In the summer of 1995, the summer after the strike, the summer after the year there was no World Series but I own a 1994 World Series baseball, I worked at Logan Valley Christian Retreat near Ellington, Missouri. For years, my youth minister took my youth group to Logan Valley to get away from the crazy busy-ness of life, to find quiet time for rest and reflection and renewal and recreation. I liked Logan Valley for the high ropes course experiences, the amazing food — burgers and steak and desserts — and the phenomenal staff. I can’t believe I thought pre-cell-phone-no-home-internet-no-laptop-no-kids life was busy in 1995.
That summer of 1995, there weren’t any campers scheduled over the July 4th holiday, so Dave took the summer staff on a day trip to St. Louis. I am almost positive that trip is the only St. Louis Cardinals game I’ve ever attended in St. Louis. Of course, I’ve seen the Royals beat the Cardinals multiple times in Kansas City. And, maybe, I’ve seen the Royals lose to Cardinals multiple times in KC as well. In 1995, however, the Cardinals weren’t that great and especially so that day. Some guy named Martinez was pitching for the Expos and shut them out.
For thirty summers now, Dave and his family have served campers at Logan Valley without sickness or injury, which I think is nigh miraculous. They have facilitated team-building experiences on the low ropes course and challenged kids to step out of comfort zones on the high ropes course, rock wall, and zipline. Dave and his family have made considerable sacrifices to live in the middle of the Mark Twain Forest and create a sacred space where kids of all ages can hear the invitation of Jesus to live into God’s Great Story.
Two weeks ago, Sophie and Jamie went to Logan Valley with the youth group from our church for camp. Jamie came home last Friday; Sophie stayed to work on staff for another week — washing dishes and fixing meals and cleaning cabins and going on float trips and learning how to make all the desserts. Jamie and I made a day-trip out of the 175-mile (one-way) journey to bring Sophie home.
Sophie greeted us with hugs and smiles and I am positive she’s grown at least an inch in the last week.
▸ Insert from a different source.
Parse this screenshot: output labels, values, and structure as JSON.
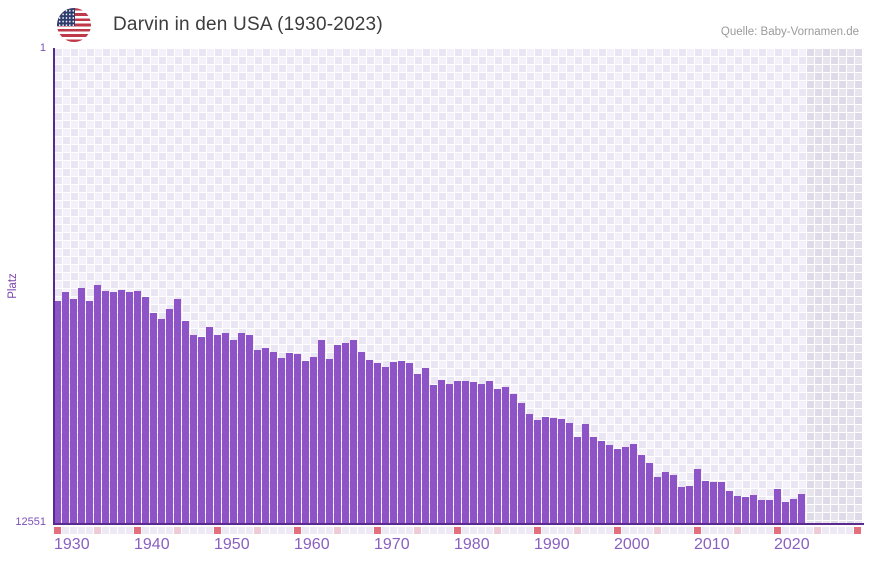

Dave greeted me with a hug and his glove and an update of the Cardinals score.
Now the hottest day of 2018 at 100 degrees with a heat index of 110, Dave and I walked outside the kitchen and through the natural amphitheater. We played catch on what used to be the softball field.
“It’s been quite some time since I’ve played catch,” he said with a grin.
Dave then told me the story of when he knew something was wrong with his shoulder. He was playing with his dog in St. Louis and picked up a tennis ball and threw it.
“I felt it immediately,” he said.
That is a fear of mine this year, that I’ll throw a ball, feel a tear or hear a pop, and I’ll be moved to the disabled list without a replacement.
After that incident, still determined to be around the game, Dave’s softball career took off. At one time, he pitched for three different teams. Although I was a pitcher in high school, there is no way I could pitch in softball. I value my knees and shins and face too much and don’t trust my reaction time at all.
We loaded up Sophie’s stuff into the back of the Millennium Falcon, said good-byes, and took off on the dirt road and up the hill past the graveyard. Thirty minutes later, we were in the middle of a storm with dime-to-nickel sized hail exploding on the windshield. I was convinced I’d be calling Stephen (Day #139) tomorrow.
Thankfully, the hail ceased. The windshield survived.
Sophie fell asleep as soon as we hit the highway. I can’t wait to hear her stories of serving at Logan Valley.